Écrasant impact made in USA

Or oui, nous en subissons l’impact. En Suisse, le poids du cinéma américain est écrasant. Parmi les trente films qui ont obtenu le plus grand nombre d’entrées en 2019, vingt-six provenaient d’outre-Atlantique, un de France, un de Grande-Bretagne et deux de Suisse (Zwingli de Stefan Haupt et Bruno Manser de Niklaus Hilber).

En outre, le cinéma des films d’auteur ou provenant de petits pays à la grande tradition cinématographique comme l’Iran, la Corée du Sud ou le Danemark ne peut exister sur nos écrans – si ce n’est lors de projections dans les festivals ou les cinémas indépendants – que si les salles de cinéma gagnent de l’argent. Or la rentabilité dépend exclusivement des films fabriqués à Los Angeles. Si les plateformes Internet se substituent à la salle en visant uniquement le gain financier, le cinéma d’auteur et celui des petits pays disparaissent.

Avec la fermeture des salles provoquée par la Covid-19, la situation actuelle est incertaine et les grands studios se montrent très hésitants. Warner, notamment, a décidé de diffuser ses films simultanément en salle et sur la plateforme HBO Max, mais en 2021, uniquement. Les mauvaises langues rappellent cependant que Warner et HBO Max – qui ne se porte pas très bien – ont tous deux le même propriétaire, AT&T. Ceci expliquant cela. 

Il est, de plus, devenu habituel de dire que le cinéma en salle vit ses dernières années et que l’avenir appartient aux films visionnés en streaming, sur nos home-cinema. Et si la vérité était ailleurs et que loin de se projeter dans un avenir purement VOD, les grands studios de Hollywood et les plateformes indépendantes visaient le développement des salles ? 

Il est tout de même étrange que Netflix finance de vrais films de cinéma que seuls quelques privilégiés peuvent voir sur grand écran, tels Roma de Alfonso Cuaron ou The Irishman de Martin Scorcese, pour les diffuser ensuite exclusivement en streaming. À cette aune, il serait certainement beaucoup plus rentable pour Netflix de produire des séries télévisées.

Fin de l’ère Paramount Decree

L’origine et l’explication de tous ces mouvements étranges se situent peut-être en 1948, avec ce qu’on appelle le Décret Paramount. Cet arrêt de la Cour suprême des États-Unis a interdit à la Paramount, et par voie de conséquence aux autres studios, d’à la fois produire, distribuer et exploiter les films. Autrement dit, cette décision rendait impossible toute intégration verticale.

Les entreprises qui distribuent les films et celles qui exploitent les salles de cinéma doivent être totalement indépendantes des producteurs. Le progrès technique a rendu cet arrêt obsolète. Lorsque Netflix produit des contenus et les exploite sur sa plateforme, il réalise bel et bien une intégration verticale. En août 2020, sur demande du Département de la justice, un juge fédéral de New York a aboli le Décret Paramount

Les fermetures liées au coronavirus rendent la situation difficile pour les grands exploitants des réseaux de salles de cinéma aux États-Unis, comme AMC ou Regal – qui appartient à l’opérateur anglais Cineworld. Mais avec la fin du Décret Paramount, les entreprises comme Netflix ou Disney se retrouvent probablement sur la ligne de départ pour racheter des salles et y diffuser leurs productions. Une opération qui risque de s’avérer délicate.

Le Décret Paramount ne représente probablement pas le seul obstacle juridique. La législation antitrust est, comme on le sait, très dense aux États-Unis, où les études d’avocats ont de belles perspectives d’honoraires devant elles. 

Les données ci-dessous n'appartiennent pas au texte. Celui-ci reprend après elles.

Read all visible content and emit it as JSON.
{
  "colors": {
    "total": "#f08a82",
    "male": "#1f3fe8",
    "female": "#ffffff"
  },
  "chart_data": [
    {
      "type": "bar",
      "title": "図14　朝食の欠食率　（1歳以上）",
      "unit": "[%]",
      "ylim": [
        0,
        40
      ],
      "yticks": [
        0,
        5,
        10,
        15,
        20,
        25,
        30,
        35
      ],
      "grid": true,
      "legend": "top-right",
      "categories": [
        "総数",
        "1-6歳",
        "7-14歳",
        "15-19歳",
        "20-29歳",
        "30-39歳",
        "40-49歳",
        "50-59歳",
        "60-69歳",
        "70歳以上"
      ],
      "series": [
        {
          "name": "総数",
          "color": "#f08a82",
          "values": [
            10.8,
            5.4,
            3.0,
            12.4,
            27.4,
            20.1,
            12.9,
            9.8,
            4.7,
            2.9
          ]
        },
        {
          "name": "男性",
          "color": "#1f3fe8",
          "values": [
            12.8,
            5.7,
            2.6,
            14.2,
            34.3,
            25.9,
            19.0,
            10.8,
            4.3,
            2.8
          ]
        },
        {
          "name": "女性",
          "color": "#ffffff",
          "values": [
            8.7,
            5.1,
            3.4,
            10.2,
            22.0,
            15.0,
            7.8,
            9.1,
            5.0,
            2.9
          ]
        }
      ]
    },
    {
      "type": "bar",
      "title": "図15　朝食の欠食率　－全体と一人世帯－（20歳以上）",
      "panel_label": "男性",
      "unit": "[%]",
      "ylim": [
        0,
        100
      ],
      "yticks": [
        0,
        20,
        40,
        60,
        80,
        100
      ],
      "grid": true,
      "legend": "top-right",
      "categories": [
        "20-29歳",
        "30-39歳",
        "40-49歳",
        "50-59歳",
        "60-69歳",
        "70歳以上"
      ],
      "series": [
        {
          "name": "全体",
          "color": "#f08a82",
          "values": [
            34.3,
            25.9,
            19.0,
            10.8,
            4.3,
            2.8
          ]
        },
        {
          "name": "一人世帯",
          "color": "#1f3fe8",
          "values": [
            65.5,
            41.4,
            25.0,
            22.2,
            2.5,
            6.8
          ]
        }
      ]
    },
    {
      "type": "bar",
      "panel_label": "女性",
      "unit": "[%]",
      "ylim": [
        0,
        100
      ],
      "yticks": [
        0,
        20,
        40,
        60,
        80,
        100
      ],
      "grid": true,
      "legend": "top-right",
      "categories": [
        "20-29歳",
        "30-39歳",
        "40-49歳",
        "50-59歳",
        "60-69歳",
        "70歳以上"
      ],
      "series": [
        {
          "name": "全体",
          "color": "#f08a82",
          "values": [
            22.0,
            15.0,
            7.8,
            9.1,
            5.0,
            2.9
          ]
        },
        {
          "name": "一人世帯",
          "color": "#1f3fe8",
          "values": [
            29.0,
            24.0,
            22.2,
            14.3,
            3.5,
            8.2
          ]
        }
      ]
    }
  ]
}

Toutefois, parions que Netflix et les autres sociétés de production diffuseront bientôt leur catalogue aux États-Unis dans des cinémas qui leur appartiendront. En Europe – tant que ces géants ne s’offrent pas eux-mêmes des salles, de prestige par exemple – les distributeurs paieront le prix fort pour montrer ces films en salle, à côté de l’exploitation bon marché en streaming.

Autant dire que le cinéma sur grand écran est loin de disparaître, mais son avenir se joue effectivement de l’autre côté de l’Atlantique.